Home Depot Tertekan Lesunya Belanja Renovasi

(Business Lounge – Global News) Kinerja kuartal keempat menunjukkan tekanan berlanjut bagi Home Depot, yang melaporkan penurunan laba di tengah perlambatan aktivitas perbaikan dan renovasi rumah. Ketidakpastian ekonomi, suku bunga tinggi, serta pasar perumahan yang stagnan terus membebani belanja konsumen untuk proyek-proyek home improvement.

Penurunan laba ini mencerminkan dinamika yang sudah terlihat sepanjang tahun lalu. Ketika suku bunga hipotek bertahan di level tinggi, transaksi jual beli rumah melambat signifikan. Dampaknya berantai: lebih sedikit orang pindah rumah berarti lebih sedikit renovasi besar, mulai dari dapur, kamar mandi, hingga proyek struktural lainnya. Biasanya, perpindahan rumah menjadi katalis utama belanja besar di toko bahan bangunan.

Selain itu, konsumen juga semakin berhati-hati dalam mengalokasikan anggaran. Setelah periode pandemi yang memicu lonjakan renovasi rumah—didukung stimulus fiskal dan suku bunga rendah—permintaan kini kembali ke level yang lebih normal. Bahkan, dalam beberapa kategori, terjadi koreksi karena proyek-proyek besar telah dipercepat pada 2020–2022.

Bagi Home Depot, tantangannya bukan hanya penurunan volume transaksi, tetapi juga perubahan komposisi pembelian. Proyek-proyek besar dengan nilai tinggi cenderung melemah, sementara pembelian kebutuhan kecil dan perawatan rutin relatif lebih stabil. Pergeseran ini dapat memengaruhi margin karena proyek besar biasanya memberikan kontribusi signifikan terhadap pertumbuhan pendapatan.

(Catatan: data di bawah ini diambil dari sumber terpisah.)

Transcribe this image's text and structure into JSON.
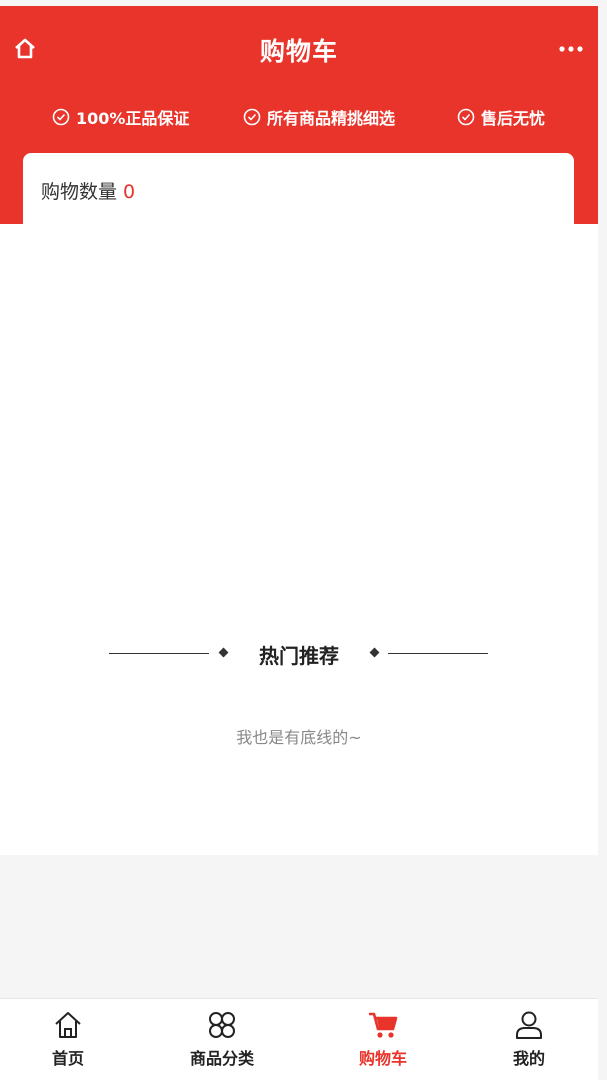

Sementara itu, pasar perumahan yang stagnan memperpanjang tekanan. Banyak pemilik rumah memilih untuk tidak menjual karena enggan kehilangan hipotek dengan bunga rendah yang diperoleh beberapa tahun lalu. Fenomena ini membatasi rotasi properti, yang secara historis menjadi pendorong belanja renovasi.

Meski demikian, Home Depot masih memiliki sejumlah penopang jangka panjang. Basis pelanggan profesional—kontraktor dan tukang—memberikan stabilitas dibanding hanya mengandalkan konsumen ritel. Perusahaan juga terus berinvestasi dalam rantai pasok dan integrasi digital untuk meningkatkan efisiensi dan pengalaman pelanggan.

Investor kini akan mencermati proyeksi manajemen untuk tahun berjalan. Jika suku bunga mulai turun dan kepercayaan konsumen membaik, aktivitas renovasi bisa perlahan pulih. Namun selama biaya pinjaman tetap tinggi dan ketidakpastian ekonomi belum mereda, sektor perbaikan rumah kemungkinan masih menghadapi tekanan.

Penurunan laba kuartal keempat ini mempertegas bahwa industri home improvement tengah berada dalam fase penyesuaian setelah lonjakan luar biasa di masa pandemi. Bagi Home Depot, fokusnya adalah menjaga disiplin biaya, mempertahankan pangsa pasar, dan bersiap menangkap permintaan ketika siklus properti akhirnya berbalik arah.